Nodding toward Bob Dylan and Lou Reed, Lloyd told tales, painted pictures of protagonists, characters, caught up dangerous emotions, doomed romance. “Rattlesnakes”, raced, string-soaked, “hearts like crazy paving, back to front and upside down”, across Nevada deserts, wide open spaces, a landscape that was pure American noir. 

“Forest Fire” was another reckless, romantic, speed-driven spin. “Perfect Skin” dreamed of New York, and “My Bag” was running around it in. Snorting coke. Sinking whiskey and gin. Suffering for its art. Following suit Bobby’d wake up, still in Croydon, choking on vomit. Davey’s favourite, set to countrified gospel backing, “Brand New Friend” reflected on innocence lost.

“When we knew no better it was no crime…”
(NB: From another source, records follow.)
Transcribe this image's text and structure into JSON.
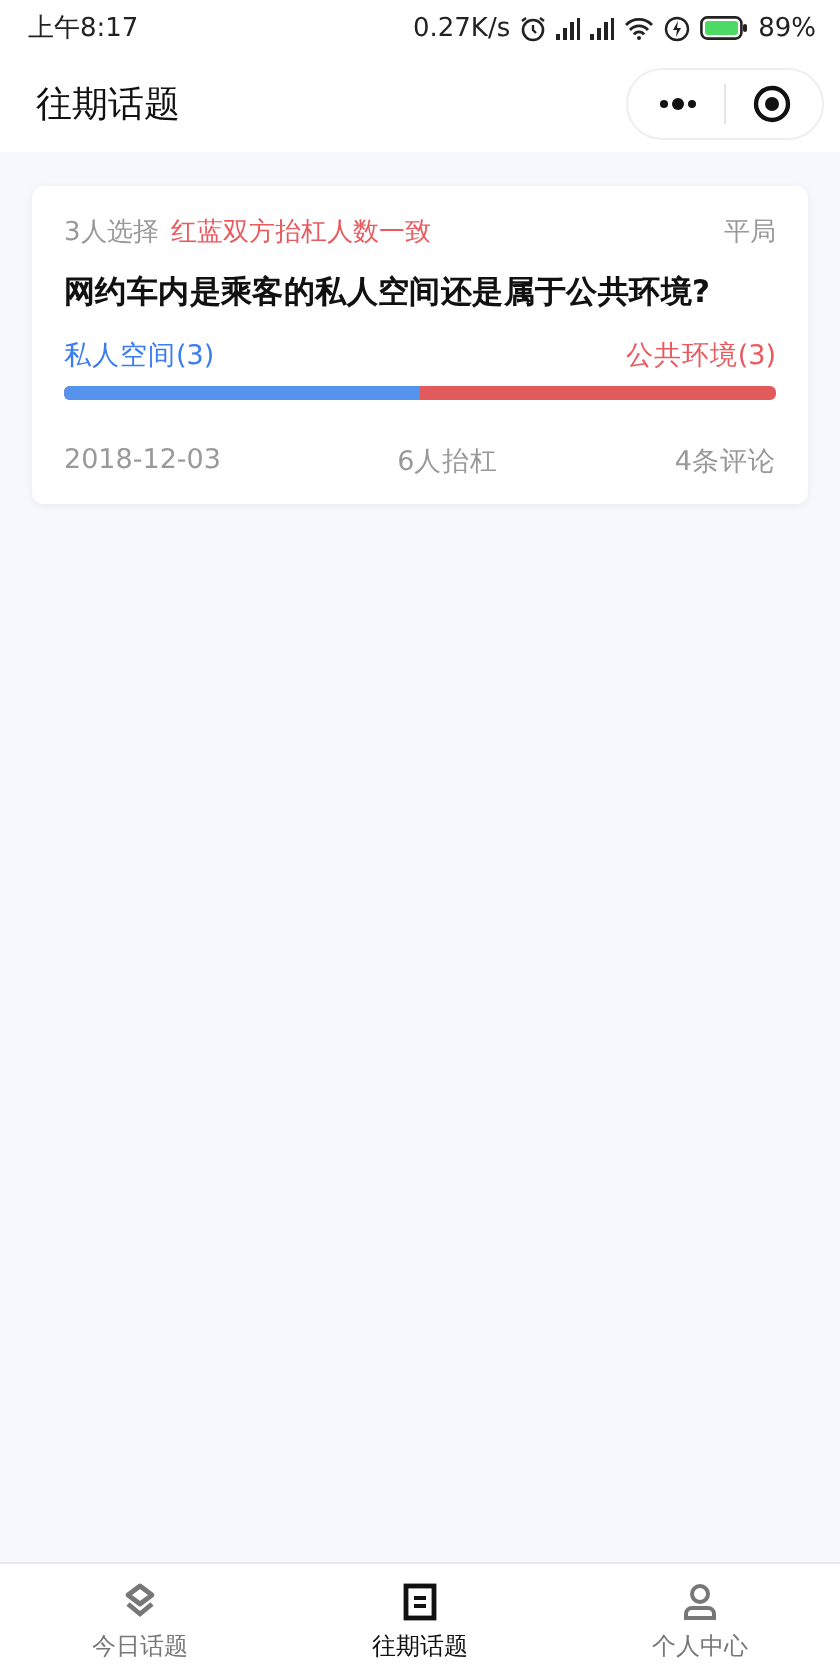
{
  "status_bar": {
    "time": "上午8:17",
    "speed": "0.27K/s",
    "battery": "89%"
  },
  "header": {
    "title": "往期话题"
  },
  "topics": [
    {
      "count": "3人选择",
      "note": "红蓝双方抬杠人数一致",
      "result": "平局",
      "question": "网约车内是乘客的私人空间还是属于公共环境?",
      "left": "私人空间(3)",
      "right": "公共环境(3)",
      "level": 0.5,
      "date": "2018-12-03",
      "people": "6人抬杠",
      "comments": "4条评论"
    }
  ],
  "tabs": [
    {
      "label": "今日话题",
      "kind": "layers",
      "selected": false
    },
    {
      "label": "往期话题",
      "kind": "list",
      "selected": true
    },
    {
      "label": "个人中心",
      "kind": "person",
      "selected": false
    }
  ]
}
“Are You Ready To Be Heartbroken?” was all about where the scary journey of adulthood and independence begins. That last summer, “cruising”, it was a warning to Bobby and Davey. Their heads full of optimism and idealism, going out into the world to be kicked, punched and potentially crushed. 

“Get Up And Bid The Blues Goodbye…”

Edwyn Collins was having a revival, wearing a big quiff and holding a hollow-bodied semi-acoustic guitar. Initially inspired by The Buzzcocks, Television and Velvet Underground, and then Motown, he reinvented himself as a rock ’n’ roller, leaving the soul boy stuff, just like the Four Tops, behind. 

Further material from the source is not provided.